What starts as a handful of questionable products on store shelves can quickly become a sophisticated underground market that undermines legitimate businesses, evades taxes, targets young people, and creates serious public safety concerns.

The reality is that nearly 90 percent of vapes sold today are illegal. That’s the result of years of regulatory failures that created a vacuum in the marketplace. Rather than being filled by responsible American companies, that vacuum has increasingly been filled by organized criminal networks operating out of China and elsewhere, using many of the same supply chains that move fentanyl, illegal firearms, and other contraband into our communities.

Thankfully, the federal government is finally beginning to take this issue seriously.

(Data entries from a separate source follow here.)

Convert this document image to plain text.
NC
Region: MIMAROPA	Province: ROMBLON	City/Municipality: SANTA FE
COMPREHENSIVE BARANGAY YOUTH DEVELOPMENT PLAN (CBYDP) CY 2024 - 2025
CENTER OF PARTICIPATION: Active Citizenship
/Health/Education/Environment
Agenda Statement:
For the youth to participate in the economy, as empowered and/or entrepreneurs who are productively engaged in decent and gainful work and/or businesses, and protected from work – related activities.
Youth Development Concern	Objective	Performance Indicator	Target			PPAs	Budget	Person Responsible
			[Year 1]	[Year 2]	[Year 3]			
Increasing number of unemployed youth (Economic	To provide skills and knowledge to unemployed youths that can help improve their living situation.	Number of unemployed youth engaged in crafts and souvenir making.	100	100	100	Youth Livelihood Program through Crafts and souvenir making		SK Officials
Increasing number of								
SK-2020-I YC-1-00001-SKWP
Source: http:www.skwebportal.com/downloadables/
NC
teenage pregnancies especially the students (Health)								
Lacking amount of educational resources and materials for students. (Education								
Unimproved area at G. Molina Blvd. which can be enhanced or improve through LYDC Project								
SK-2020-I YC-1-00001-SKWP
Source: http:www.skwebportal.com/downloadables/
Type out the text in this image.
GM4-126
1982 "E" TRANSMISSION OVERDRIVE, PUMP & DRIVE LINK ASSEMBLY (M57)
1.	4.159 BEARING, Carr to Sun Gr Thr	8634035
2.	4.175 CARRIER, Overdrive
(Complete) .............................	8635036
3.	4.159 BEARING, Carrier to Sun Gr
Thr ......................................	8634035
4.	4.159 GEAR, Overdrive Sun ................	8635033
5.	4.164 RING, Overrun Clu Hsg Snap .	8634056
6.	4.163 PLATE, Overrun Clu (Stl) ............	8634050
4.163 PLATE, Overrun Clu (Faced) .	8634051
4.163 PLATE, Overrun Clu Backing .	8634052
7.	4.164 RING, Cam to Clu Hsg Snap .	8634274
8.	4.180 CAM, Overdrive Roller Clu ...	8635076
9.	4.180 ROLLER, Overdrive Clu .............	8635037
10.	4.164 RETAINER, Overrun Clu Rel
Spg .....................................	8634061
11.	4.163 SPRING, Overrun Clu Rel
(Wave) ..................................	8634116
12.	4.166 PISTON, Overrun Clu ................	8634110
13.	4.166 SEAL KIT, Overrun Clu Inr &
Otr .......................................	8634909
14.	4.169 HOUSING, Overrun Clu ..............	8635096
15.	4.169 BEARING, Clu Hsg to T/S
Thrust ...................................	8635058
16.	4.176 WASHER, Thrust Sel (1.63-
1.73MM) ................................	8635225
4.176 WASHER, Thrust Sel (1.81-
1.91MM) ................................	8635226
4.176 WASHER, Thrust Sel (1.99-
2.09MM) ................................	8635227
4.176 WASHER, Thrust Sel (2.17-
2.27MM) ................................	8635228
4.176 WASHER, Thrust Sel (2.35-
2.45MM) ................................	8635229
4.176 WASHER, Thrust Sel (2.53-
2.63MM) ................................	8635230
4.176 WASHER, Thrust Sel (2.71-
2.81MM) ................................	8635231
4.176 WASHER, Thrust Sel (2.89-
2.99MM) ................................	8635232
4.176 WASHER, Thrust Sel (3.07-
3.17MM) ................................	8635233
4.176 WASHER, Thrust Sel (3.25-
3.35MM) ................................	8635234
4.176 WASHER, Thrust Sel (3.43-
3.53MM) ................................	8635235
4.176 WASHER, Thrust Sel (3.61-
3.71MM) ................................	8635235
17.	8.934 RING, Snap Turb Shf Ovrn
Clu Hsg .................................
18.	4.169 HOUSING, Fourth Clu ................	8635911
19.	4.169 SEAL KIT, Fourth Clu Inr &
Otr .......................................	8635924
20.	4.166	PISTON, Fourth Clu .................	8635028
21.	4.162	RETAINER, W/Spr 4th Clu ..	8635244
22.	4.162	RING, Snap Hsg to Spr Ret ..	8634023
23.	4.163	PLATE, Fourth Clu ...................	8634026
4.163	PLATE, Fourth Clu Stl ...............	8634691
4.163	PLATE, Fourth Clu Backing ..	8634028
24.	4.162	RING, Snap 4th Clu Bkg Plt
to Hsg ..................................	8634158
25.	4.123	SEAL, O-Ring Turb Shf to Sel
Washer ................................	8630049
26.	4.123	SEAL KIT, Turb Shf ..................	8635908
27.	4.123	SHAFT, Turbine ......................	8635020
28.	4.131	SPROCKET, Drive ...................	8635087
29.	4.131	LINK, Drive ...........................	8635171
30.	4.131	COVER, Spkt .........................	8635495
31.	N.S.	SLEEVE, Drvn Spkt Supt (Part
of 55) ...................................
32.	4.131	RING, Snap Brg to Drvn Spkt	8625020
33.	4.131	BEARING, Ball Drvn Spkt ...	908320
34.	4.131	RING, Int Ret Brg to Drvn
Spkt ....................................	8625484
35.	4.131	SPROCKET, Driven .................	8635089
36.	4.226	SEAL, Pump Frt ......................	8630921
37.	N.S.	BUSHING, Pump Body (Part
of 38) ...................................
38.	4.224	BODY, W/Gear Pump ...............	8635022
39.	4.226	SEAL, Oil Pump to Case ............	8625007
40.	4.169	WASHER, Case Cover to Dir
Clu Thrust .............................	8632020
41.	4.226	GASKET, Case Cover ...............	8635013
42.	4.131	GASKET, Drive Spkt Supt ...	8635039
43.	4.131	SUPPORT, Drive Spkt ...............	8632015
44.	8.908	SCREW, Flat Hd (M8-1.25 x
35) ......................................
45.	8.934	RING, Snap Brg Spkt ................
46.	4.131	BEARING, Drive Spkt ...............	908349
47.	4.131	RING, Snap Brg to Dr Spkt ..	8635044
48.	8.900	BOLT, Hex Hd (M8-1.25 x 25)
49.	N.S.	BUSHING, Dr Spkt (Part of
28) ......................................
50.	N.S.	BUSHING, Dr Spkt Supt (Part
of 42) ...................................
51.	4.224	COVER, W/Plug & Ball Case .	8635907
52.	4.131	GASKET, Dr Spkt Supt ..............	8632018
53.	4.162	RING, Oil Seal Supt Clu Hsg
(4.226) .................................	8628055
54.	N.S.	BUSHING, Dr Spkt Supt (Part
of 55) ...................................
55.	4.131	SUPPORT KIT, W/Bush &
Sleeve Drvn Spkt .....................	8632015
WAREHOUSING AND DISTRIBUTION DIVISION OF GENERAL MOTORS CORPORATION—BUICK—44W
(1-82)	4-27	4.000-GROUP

I am grateful to President Trump and his administration for recognizing the scope of this problem and taking meaningful steps to address it. The FDA’s updated enforcement strategy is a welcome change, focusing on the entire chain of bad actors, from foreign manufacturers and smugglers to the rogue retailers knowingly selling illegal products in our neighborhoods.

Recent federal operations have demonstrated just how large this problem has become. Millions of illegal vaping products have been seized, hundreds of arrests have been made, and Congress has allocated $200 million toward a multi-agency effort to disrupt these illicit supply chains.

Those are important steps, but federal action alone won’t solve this problem. Washington State also has a responsibility to step up.

One of the biggest challenges facing retailers, consumers, and law enforcement is the lack of clarity in the marketplace. Most consumers assume that if a product is sitting on a store shelf, it must be legal. I’ve talked to the convenience store owners, many who struggle to determine which products comply with the law and which do not. Criminal actors thrive in that confusion.

Adding to the challenge, manufacturers are now developing synthetic nicotine products specifically designed to evade existing regulations. Some are marketed under names like “nixodine” and openly promoted as legal alternatives that can be sold without the same restrictions or taxes that apply to traditional tobacco products. This is not innovation; it’s regulatory evasion.

Washington lawmakers and regulators cannot afford to wait until these products become the next major public health and public safety problem. We need laws and regulations that keep pace with the tactics criminal organizations are using to stay one step ahead.

Most importantly, we need to recognize that the real battle is being fought at the local level.

The day-to-day work of identifying illegal products, inspecting retailers, and shutting down bad actors doesn’t happen in Washington, D.C. It happens in Spokane. It happens in Seattle. It happens in the Tri-Cities and communities throughout our state.

Local law enforcement agencies, local health officials, and local governments are on the front lines of this challenge. They need the resources, training, and support necessary to do the job effectively.

A meaningful share of federal enforcement funding should be directed to state and local partners through accessible grant programs so communities have the tools they need to tackle this growing problem. Without local enforcement, even the strongest federal strategy will struggle to make a lasting impact.

The good news is that this is a solvable problem. We know where these products are coming from. We know how they are entering the country. We know where they are being sold.

What we need now is a coordinated effort between federal, state, and local partners. Strong enforcement. Clear rules. And the resources necessary to support the communities doing the work on the ground.

If we get that right, we can protect consumers, support legitimate businesses, strengthen public safety, and shut down the criminal networks that have profited from government inaction for far too long.

Mike Volz is the current Spokane County Treasurer and 6th District State Representative.